Oleh : Dewi Ratna Jai (Alumni Sekolah Gender Angkatan IV)

Selama berabad-abad di berbagai belahan dunia, sistem patriarki menjadi suatu tatanan yang seolah legal dan normal. Semua bidang kehidupan manusia diwarnai sistem ini.  Bahkan lembaga keagamaan yang seyogyanya menjunjung tinggi kesetaraan manusia sarat dengan patriarki. Sudah bukan sebuah rahasia bahwa patriarki melahirkan begitu banyak kejahatan dan pelanggaran HAM sepanjang sejarah. Wanita hanya dijadikan objek dan bukan subjek kehidupan. Wanita seolah-olah lahir hanya untuk menduduki kursi nomor 2 yang tidak dapat diisi laki-laki. Padahal perbedaan pria dan wanita hanya menyangkut kodrat biologis saja. Selebihnya merupakan konstruksi budaya yang salah kaprah. Pertanyaannya, layakkah seorang wanita diperlakukan demikian? Apakah memang wanita bukan subjek kehidupan? Sekali-kali tidak!

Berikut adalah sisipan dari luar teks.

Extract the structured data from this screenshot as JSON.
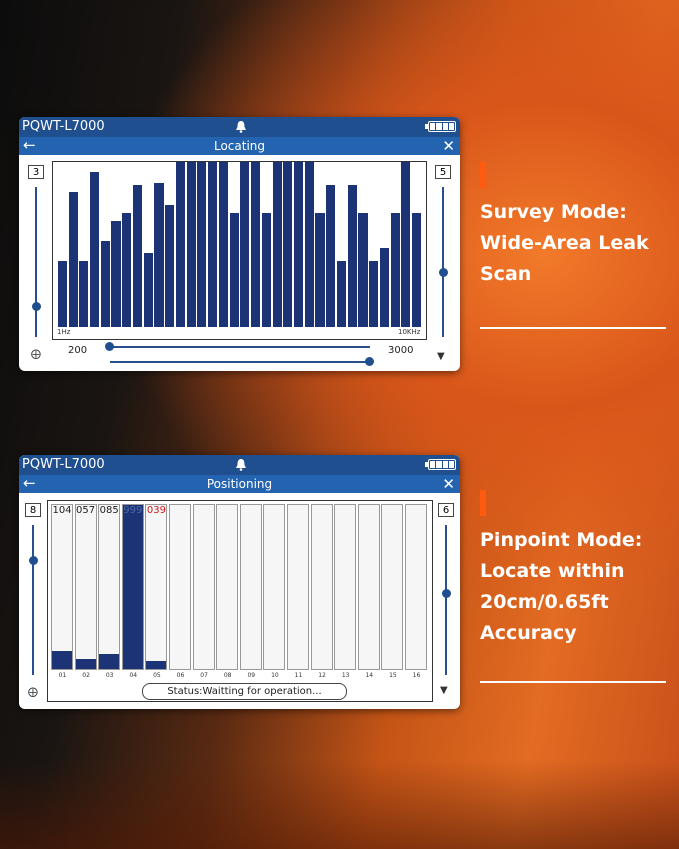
{
  "locating_panel": {
    "device": "PQWT-L7000",
    "title": "Locating",
    "left_slider_value": "3",
    "right_slider_value": "5",
    "freq_min_label": "1Hz",
    "freq_max_label": "10KHz",
    "range_low": "200",
    "range_high": "3000",
    "spectrum": {
      "type": "bar",
      "levels": [
        0.4,
        0.82,
        0.4,
        0.94,
        0.52,
        0.64,
        0.69,
        0.86,
        0.45,
        0.87,
        0.74,
        1.0,
        1.0,
        1.0,
        1.0,
        1.0,
        0.69,
        1.0,
        1.0,
        0.69,
        1.0,
        1.0,
        1.0,
        1.0,
        0.69,
        0.86,
        0.4,
        0.86,
        0.69,
        0.4,
        0.48,
        0.69,
        1.0,
        0.69
      ]
    }
  },
  "positioning_panel": {
    "device": "PQWT-L7000",
    "title": "Positioning",
    "left_slider_value": "8",
    "right_slider_value": "6",
    "status": "Status:Waitting for operation...",
    "channels": [
      {
        "label": "01",
        "value": "104",
        "level": 0.11
      },
      {
        "label": "02",
        "value": "057",
        "level": 0.06
      },
      {
        "label": "03",
        "value": "085",
        "level": 0.09
      },
      {
        "label": "04",
        "value": "999",
        "level": 1.0
      },
      {
        "label": "05",
        "value": "039",
        "level": 0.05
      },
      {
        "label": "06",
        "value": "",
        "level": 0
      },
      {
        "label": "07",
        "value": "",
        "level": 0
      },
      {
        "label": "08",
        "value": "",
        "level": 0
      },
      {
        "label": "09",
        "value": "",
        "level": 0
      },
      {
        "label": "10",
        "value": "",
        "level": 0
      },
      {
        "label": "11",
        "value": "",
        "level": 0
      },
      {
        "label": "12",
        "value": "",
        "level": 0
      },
      {
        "label": "13",
        "value": "",
        "level": 0
      },
      {
        "label": "14",
        "value": "",
        "level": 0
      },
      {
        "label": "15",
        "value": "",
        "level": 0
      },
      {
        "label": "16",
        "value": "",
        "level": 0
      }
    ]
  },
  "callouts": {
    "survey": [
      "Survey Mode:",
      "Wide-Area Leak",
      "Scan"
    ],
    "pinpoint": [
      "Pinpoint Mode:",
      "Locate within",
      "20cm/0.65ft",
      "Accuracy"
    ]
  },
  "colors": {
    "accent": "#ff5a10",
    "bar": "#1c3475",
    "header": "#1f4f8f",
    "titlebar": "#2463b0",
    "highlight_value": "#cc1b1b"
  }
}
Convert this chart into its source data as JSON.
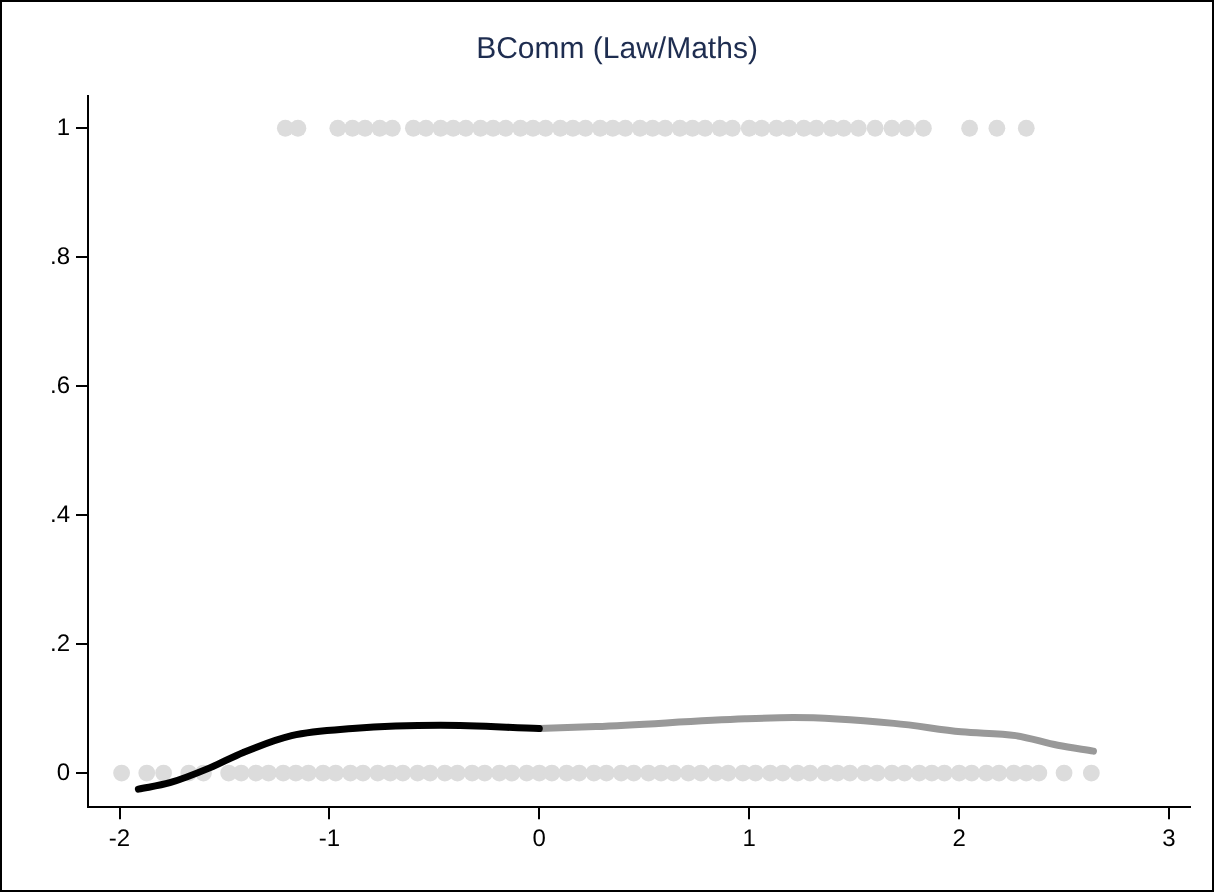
{
  "chart_data": {
    "type": "scatter",
    "title": "BComm (Law/Maths)",
    "xlim": [
      -2.15,
      3.1
    ],
    "xticks": [
      -2,
      -1,
      0,
      1,
      2,
      3
    ],
    "ylim": [
      -0.053,
      1.05
    ],
    "yticks": [
      0,
      {
        "value": 0.2,
        "label": ".2"
      },
      {
        "value": 0.4,
        "label": ".4"
      },
      {
        "value": 0.6,
        "label": ".6"
      },
      {
        "value": 0.8,
        "label": ".8"
      },
      1
    ],
    "grid": false,
    "legend": false,
    "series": [
      {
        "marker": "circle",
        "color": "#dcdcdc",
        "x": [
          -1.21,
          -1.15,
          -0.96,
          -0.89,
          -0.83,
          -0.76,
          -0.7,
          -0.6,
          -0.54,
          -0.47,
          -0.41,
          -0.35,
          -0.28,
          -0.22,
          -0.16,
          -0.09,
          -0.03,
          0.03,
          0.1,
          0.16,
          0.22,
          0.29,
          0.35,
          0.41,
          0.48,
          0.54,
          0.6,
          0.67,
          0.73,
          0.79,
          0.86,
          0.92,
          1.0,
          1.06,
          1.13,
          1.19,
          1.26,
          1.32,
          1.39,
          1.45,
          1.52,
          1.6,
          1.68,
          1.75,
          1.83,
          2.05,
          2.18,
          2.32
        ],
        "values": [
          1,
          1,
          1,
          1,
          1,
          1,
          1,
          1,
          1,
          1,
          1,
          1,
          1,
          1,
          1,
          1,
          1,
          1,
          1,
          1,
          1,
          1,
          1,
          1,
          1,
          1,
          1,
          1,
          1,
          1,
          1,
          1,
          1,
          1,
          1,
          1,
          1,
          1,
          1,
          1,
          1,
          1,
          1,
          1,
          1,
          1,
          1,
          1
        ]
      },
      {
        "marker": "circle",
        "color": "#dcdcdc",
        "x": [
          -1.99,
          -1.87,
          -1.79,
          -1.67,
          -1.6,
          -1.48,
          -1.42,
          -1.35,
          -1.29,
          -1.22,
          -1.16,
          -1.1,
          -1.03,
          -0.97,
          -0.9,
          -0.84,
          -0.77,
          -0.71,
          -0.65,
          -0.58,
          -0.52,
          -0.45,
          -0.39,
          -0.32,
          -0.26,
          -0.19,
          -0.13,
          -0.06,
          0.0,
          0.06,
          0.13,
          0.19,
          0.26,
          0.32,
          0.39,
          0.45,
          0.52,
          0.58,
          0.64,
          0.71,
          0.77,
          0.84,
          0.9,
          0.97,
          1.03,
          1.1,
          1.16,
          1.23,
          1.29,
          1.36,
          1.42,
          1.48,
          1.55,
          1.61,
          1.68,
          1.74,
          1.81,
          1.87,
          1.93,
          2.0,
          2.06,
          2.13,
          2.19,
          2.26,
          2.32,
          2.38,
          2.5,
          2.63
        ],
        "values": [
          0,
          0,
          0,
          0,
          0,
          0,
          0,
          0,
          0,
          0,
          0,
          0,
          0,
          0,
          0,
          0,
          0,
          0,
          0,
          0,
          0,
          0,
          0,
          0,
          0,
          0,
          0,
          0,
          0,
          0,
          0,
          0,
          0,
          0,
          0,
          0,
          0,
          0,
          0,
          0,
          0,
          0,
          0,
          0,
          0,
          0,
          0,
          0,
          0,
          0,
          0,
          0,
          0,
          0,
          0,
          0,
          0,
          0,
          0,
          0,
          0,
          0,
          0,
          0,
          0,
          0,
          0,
          0
        ]
      },
      {
        "type": "line",
        "marker": "none",
        "line_style": "solid",
        "color": "#000000",
        "x": [
          -1.91,
          -1.76,
          -1.57,
          -1.41,
          -1.18,
          -0.89,
          -0.47,
          0
        ],
        "values": [
          -0.025,
          -0.015,
          0.008,
          0.032,
          0.058,
          0.069,
          0.074,
          0.069
        ]
      },
      {
        "type": "line",
        "marker": "none",
        "line_style": "solid",
        "color": "#999999",
        "x": [
          0,
          0.27,
          0.98,
          1.21,
          1.69,
          2.01,
          2.27,
          2.47,
          2.64
        ],
        "values": [
          0.069,
          0.072,
          0.084,
          0.086,
          0.077,
          0.064,
          0.058,
          0.043,
          0.034
        ]
      }
    ]
  }
}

Pria dan wanita adalah sama dalam hak. Hak untuk berkembang dan mengekspresikan kemampuan dirinya. Pembatasan-pembatasan yang diberikan budaya pada wanita bukan hal yang layak dipelihara. Harus ditinjau kembali apakah pembatasan itu merupakan kodrat atau hanya konstruksi budaya saja. 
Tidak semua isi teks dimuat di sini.